Platform technologies are considered a valuable tool to improve efficiency and quality in drug product development. The basic idea is that a platform, in combination with a risk-based approach, is the most systematic method to leverage prior knowledge for a given new molecule. Furthermore, such a platform enables a continuous improvement by adding data for every new molecule developed by this approach, increasing the robustness of the platform.
But it has often been said that access to the latest technological platforms to aid efficient drug discovery and development is limited to Big Pharma, which can more easily justify the costs of creating and operating these platforms.
Benefits of Bio Platforms
Platform technologies have the ability to radically improve upon current products and generate completely novel products. In this sense, they open up new arenas for drug discovery and development, potentially increasing the number of therapeutic options for patients. Once a single compound or therapeutic has been generated and demonstrates a clinical benefit in patients, it is more likely this platform technology can successfully be applied to other therapeutic areas, derisking future compounds/products.
Complex drugs by their very nature are challenging and costly to manufacture.
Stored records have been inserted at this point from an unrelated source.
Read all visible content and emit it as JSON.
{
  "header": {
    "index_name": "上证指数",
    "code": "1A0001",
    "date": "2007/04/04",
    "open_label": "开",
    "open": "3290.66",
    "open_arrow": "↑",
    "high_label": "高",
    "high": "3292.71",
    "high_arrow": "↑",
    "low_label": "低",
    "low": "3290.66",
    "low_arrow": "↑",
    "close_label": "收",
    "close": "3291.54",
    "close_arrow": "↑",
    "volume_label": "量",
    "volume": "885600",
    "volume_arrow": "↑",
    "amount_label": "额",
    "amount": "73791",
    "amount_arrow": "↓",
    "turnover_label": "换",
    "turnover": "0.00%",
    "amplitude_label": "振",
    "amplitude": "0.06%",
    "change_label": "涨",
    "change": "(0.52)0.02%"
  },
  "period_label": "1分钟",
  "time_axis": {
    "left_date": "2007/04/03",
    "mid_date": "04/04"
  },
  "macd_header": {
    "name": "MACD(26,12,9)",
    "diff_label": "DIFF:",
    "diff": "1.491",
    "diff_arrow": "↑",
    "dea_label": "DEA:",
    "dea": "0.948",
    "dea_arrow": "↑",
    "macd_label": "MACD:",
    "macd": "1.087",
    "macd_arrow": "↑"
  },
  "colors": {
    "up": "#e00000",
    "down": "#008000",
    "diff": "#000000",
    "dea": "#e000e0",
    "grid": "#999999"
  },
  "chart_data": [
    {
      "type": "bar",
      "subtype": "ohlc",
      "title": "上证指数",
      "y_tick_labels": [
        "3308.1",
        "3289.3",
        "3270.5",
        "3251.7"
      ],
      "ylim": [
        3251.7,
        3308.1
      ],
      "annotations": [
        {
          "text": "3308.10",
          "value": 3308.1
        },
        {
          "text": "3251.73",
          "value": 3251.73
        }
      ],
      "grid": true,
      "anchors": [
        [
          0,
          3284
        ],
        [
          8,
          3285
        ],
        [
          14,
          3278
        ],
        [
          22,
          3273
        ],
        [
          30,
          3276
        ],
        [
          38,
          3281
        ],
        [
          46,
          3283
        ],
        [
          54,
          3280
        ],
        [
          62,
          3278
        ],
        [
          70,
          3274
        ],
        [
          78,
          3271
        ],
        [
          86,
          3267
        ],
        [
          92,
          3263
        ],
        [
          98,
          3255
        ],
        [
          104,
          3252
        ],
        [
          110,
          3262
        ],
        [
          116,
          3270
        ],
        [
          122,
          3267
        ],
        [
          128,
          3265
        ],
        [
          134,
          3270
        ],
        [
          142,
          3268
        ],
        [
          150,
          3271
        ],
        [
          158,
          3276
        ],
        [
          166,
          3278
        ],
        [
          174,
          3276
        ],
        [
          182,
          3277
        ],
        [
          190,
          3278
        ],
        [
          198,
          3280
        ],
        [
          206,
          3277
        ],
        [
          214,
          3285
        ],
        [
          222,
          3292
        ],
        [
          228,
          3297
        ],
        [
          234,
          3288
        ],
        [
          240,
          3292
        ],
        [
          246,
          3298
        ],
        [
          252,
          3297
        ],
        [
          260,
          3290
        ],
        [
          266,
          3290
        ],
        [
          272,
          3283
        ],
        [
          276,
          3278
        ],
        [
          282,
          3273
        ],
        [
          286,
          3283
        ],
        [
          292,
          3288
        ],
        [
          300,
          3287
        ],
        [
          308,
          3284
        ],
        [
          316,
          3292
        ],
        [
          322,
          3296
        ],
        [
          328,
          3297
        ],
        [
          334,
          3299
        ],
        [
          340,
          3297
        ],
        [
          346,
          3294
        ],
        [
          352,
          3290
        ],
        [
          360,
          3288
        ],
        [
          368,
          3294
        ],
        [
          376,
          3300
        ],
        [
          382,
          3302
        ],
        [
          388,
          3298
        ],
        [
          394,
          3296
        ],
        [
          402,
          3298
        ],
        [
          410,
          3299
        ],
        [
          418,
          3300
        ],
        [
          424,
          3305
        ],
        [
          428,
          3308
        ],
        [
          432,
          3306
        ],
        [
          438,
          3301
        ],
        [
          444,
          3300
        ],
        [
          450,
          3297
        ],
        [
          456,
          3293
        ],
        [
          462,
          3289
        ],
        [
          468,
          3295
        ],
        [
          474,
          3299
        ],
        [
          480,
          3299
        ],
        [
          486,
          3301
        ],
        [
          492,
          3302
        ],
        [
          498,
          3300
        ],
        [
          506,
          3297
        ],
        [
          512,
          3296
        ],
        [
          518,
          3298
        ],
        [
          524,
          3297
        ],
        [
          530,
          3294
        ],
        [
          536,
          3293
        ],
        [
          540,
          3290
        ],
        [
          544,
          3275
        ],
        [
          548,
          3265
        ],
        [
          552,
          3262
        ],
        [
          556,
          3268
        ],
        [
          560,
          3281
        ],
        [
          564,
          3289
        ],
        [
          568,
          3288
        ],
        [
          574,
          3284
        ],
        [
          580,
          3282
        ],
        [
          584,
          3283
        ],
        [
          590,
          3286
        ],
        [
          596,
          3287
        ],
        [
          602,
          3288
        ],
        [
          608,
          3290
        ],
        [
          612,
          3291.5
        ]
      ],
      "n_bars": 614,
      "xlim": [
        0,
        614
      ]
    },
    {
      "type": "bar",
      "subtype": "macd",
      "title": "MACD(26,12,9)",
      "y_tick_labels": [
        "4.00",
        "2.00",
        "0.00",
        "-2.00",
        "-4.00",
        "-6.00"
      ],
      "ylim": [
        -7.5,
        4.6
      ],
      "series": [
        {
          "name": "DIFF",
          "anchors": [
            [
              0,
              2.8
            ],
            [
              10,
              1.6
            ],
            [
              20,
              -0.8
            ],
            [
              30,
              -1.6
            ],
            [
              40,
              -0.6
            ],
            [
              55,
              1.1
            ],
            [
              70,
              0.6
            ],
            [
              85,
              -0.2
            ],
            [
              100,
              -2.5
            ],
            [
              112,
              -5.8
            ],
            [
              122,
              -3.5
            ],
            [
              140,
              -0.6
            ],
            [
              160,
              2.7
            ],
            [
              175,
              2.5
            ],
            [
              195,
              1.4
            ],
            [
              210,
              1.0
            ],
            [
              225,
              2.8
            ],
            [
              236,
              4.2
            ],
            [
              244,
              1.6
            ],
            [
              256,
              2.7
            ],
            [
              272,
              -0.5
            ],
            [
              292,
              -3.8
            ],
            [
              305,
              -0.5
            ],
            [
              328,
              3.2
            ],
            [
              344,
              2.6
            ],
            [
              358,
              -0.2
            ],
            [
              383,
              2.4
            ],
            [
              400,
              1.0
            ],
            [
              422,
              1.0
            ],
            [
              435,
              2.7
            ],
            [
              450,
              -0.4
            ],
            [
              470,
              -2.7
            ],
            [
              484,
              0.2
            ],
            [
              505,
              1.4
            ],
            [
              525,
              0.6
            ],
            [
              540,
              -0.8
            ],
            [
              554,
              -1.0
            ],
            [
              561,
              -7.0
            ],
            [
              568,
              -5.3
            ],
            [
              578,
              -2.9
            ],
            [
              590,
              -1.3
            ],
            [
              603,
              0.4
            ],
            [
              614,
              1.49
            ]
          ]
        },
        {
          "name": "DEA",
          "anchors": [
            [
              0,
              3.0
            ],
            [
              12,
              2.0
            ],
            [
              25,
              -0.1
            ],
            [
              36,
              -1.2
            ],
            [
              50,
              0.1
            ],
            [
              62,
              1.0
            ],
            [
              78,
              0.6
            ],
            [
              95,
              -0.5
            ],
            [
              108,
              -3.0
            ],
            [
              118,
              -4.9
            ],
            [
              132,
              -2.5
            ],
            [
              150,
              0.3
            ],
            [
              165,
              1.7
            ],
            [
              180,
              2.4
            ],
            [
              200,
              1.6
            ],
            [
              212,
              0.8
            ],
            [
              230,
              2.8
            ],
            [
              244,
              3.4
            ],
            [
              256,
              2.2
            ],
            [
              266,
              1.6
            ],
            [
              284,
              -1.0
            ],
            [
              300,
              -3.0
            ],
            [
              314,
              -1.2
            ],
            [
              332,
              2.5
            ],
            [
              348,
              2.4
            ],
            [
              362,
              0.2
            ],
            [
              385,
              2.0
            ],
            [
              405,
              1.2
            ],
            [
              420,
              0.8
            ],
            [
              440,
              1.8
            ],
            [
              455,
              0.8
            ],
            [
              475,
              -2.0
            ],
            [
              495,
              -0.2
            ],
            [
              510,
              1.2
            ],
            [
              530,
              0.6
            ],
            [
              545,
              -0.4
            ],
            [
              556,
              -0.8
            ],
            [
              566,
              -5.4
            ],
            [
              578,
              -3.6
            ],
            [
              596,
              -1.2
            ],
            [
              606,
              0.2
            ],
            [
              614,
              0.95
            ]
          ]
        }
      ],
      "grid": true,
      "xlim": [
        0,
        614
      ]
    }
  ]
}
This, in turn, translates into higher costs for patients and other payers. In order to provide safe and effective therapies at a reasonable price, it is necessary for the industry to develop manufacturing technologies that reduce costs and provide a consistent product. While the initial investment may be larger, manufacturing costs will be lower over time as the manufacturing process is solidified.
Scale and Investment of Bio Platforms
Despite the initial upfront costs, platform technologies inevitably provide pragmatic solutions to production challenges, while yielding safer and more effective therapeutic products. It has often been said that one of the key features that distinguishes “Big Pharma” from biotech is access to the latest technological platforms to aid efficient drug discovery and development.
These platforms range from vast chemical libraries, ultra-high throughput screening and huge genetic databases in discovery, to predictive toxicology platforms, cutting-edge ‘omics’ and even deep-seated knowledge of particular therapeutic areas in development. All these platforms have two things in common: They can be used on any (or many) development candidate assets, and they cost huge sums to establish in the first place, and in a few cases each time they are used as well. Hence their restriction to the largest pharmaceutical companies (and a few of the so-called “big biotechs” that are, in many ways, indistinguishable from the old-guard pharma).
Only when you have hundreds of active projects can you justify the cost of creating and operating these platforms. Or so the mantra goes. It is access to these platforms that keeps the big companies ahead in the race to discover and develop the best medicines (or at least counterbalance the disadvantages of being large and slow-moving, depending on your point of view). But is that just an assertion? How much evidence is there to support the proposition that the efficiency gains due to these platforms outstrips the cost of creating and maintaining them?
Keeping these technologies “cutting edge” has become so expensive that increasingly we hear pharma companies talking of “pre-competitive” approaches to develop the next generation. A group of companies might develop a platform capability they then share. The principle goal of such initiatives is to access even grander and more expensive tools than individual companies could afford, rather than to dramatically cut costs (although sharing platforms rather than developing the same thing in parallel in each silo should at least keep a lid on rising costs).